Biden Wants Millionaires To Foot The Bill For Big New Social Programs 1

Brian Deese, director of the White House National Economic Council, speaks to reporters at the White House Monday about the American Families Plan.

Drew Angerer/Getty Images

Drew Angerer/Getty Images

On Wednesday night, President Biden will propose a plan for billions of dollars of new spending for childcare, education and paid leave, and he’ll ask Congress to help pay for it by raising taxes on the wealthiest Americans when they sell stocks and other types of investments.

The proposal, which is certain to face resistance from Republicans and even some Democrats, calls for hiking capital gains taxes for those who make more than $1 million a year to fund what the White House is calling the American Families Plan.

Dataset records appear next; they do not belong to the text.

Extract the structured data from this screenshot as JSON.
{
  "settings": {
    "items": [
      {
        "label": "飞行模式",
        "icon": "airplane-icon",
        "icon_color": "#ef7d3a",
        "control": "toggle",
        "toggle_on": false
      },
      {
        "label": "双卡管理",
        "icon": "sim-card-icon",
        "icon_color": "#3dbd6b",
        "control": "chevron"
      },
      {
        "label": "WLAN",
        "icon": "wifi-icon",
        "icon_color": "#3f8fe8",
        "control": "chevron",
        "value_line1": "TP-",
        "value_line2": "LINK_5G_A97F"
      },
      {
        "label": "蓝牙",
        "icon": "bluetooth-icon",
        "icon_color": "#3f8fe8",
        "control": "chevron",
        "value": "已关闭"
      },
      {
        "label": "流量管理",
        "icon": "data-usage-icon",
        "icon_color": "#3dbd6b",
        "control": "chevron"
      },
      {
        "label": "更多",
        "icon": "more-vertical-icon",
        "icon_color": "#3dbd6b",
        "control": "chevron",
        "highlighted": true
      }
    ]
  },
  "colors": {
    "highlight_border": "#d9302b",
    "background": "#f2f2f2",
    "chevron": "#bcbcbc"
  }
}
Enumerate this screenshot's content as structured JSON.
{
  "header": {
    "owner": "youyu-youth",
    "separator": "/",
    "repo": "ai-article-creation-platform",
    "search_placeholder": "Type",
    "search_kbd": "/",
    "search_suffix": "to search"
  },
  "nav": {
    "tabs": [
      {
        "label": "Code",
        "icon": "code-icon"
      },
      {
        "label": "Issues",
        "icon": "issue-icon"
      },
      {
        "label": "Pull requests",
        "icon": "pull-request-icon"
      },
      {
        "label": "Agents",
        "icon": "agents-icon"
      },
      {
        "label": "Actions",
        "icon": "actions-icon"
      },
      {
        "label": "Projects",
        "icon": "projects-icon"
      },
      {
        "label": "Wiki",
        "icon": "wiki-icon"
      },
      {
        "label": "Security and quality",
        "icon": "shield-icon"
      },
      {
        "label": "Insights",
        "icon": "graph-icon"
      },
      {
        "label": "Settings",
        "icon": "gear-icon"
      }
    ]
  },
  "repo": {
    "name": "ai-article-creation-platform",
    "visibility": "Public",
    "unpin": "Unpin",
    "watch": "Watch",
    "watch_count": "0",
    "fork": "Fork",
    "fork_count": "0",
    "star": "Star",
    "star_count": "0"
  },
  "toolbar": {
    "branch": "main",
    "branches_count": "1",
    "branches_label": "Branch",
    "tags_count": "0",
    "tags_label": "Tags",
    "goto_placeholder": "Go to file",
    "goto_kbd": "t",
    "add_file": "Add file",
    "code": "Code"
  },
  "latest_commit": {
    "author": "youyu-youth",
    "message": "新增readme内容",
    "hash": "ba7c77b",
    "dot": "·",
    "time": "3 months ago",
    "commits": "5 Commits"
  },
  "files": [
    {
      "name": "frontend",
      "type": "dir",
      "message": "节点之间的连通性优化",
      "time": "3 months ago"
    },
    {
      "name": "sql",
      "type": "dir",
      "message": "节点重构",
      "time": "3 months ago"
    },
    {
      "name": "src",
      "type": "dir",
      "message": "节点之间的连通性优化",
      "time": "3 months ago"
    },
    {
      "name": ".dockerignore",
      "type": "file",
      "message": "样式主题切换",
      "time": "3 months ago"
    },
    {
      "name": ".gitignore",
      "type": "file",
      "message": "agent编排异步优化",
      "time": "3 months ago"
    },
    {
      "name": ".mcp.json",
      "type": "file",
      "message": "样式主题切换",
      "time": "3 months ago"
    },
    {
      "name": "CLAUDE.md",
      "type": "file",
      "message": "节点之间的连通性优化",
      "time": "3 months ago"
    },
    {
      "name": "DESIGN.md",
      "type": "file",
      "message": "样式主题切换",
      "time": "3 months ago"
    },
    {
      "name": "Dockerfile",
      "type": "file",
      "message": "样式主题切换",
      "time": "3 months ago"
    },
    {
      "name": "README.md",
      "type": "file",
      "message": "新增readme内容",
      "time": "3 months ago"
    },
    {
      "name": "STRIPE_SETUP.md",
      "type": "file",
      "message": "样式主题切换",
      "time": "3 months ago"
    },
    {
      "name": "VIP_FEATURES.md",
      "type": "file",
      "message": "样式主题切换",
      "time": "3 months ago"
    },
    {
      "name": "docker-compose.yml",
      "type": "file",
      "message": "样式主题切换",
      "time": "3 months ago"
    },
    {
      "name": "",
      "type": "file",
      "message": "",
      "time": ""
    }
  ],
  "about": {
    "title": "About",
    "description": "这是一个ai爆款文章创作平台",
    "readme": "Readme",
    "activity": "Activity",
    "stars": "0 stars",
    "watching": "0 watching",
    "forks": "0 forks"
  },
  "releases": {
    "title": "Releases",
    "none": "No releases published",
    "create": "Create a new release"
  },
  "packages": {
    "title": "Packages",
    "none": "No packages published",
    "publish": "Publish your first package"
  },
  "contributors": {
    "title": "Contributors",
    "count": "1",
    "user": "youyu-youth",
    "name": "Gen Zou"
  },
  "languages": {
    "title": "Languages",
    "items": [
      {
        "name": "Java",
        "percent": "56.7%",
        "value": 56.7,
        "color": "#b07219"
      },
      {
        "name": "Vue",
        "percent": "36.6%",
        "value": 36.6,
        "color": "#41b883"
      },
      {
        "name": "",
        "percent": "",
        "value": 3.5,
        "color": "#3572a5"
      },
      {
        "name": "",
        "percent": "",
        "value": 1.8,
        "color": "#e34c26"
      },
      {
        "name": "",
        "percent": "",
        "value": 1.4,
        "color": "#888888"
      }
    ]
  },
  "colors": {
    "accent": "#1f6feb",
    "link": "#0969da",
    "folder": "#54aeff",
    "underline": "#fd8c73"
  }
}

“This will only apply to three-tenths of a percent of taxpayers, which is not the top 1%. It’s not even the the top half of 1%,” Brian Deese, the head of the National Economic Council, told White House reporters on Monday. “That’s about 500,000 households.”

Deese did not comment on how big a hike the White House wants to see in the tax, but some reports peg it as rising to 39.6% from the current 20% level.

Deese said increasing capital gains taxes for the wealthiest Americans will also help address what the White House views as inequities in the tax code. Deese argued that these top earners have been able to avoid higher tax rates because only about 30% of their income comes from wages.

Biden is supposed to unveil his families plan on Wednesday during a joint address to Congress. While details have not been officially released, the expansive proposal is expected to include funding for childcare, paid leave, community colleges and other measures.

Deese argued that the capital gains tax hike would not harm economic growth or investments. He said that research has not shown any connection between the capital gains tax rate and growth.

Biden has already rolled out a more than $2 trillion infrastructure plan that would be paid for with a corporate tax rate increase.

That plan is already facing pushback in Congress from lawmakers on both sides of the aisle, who believe it’s too expensive.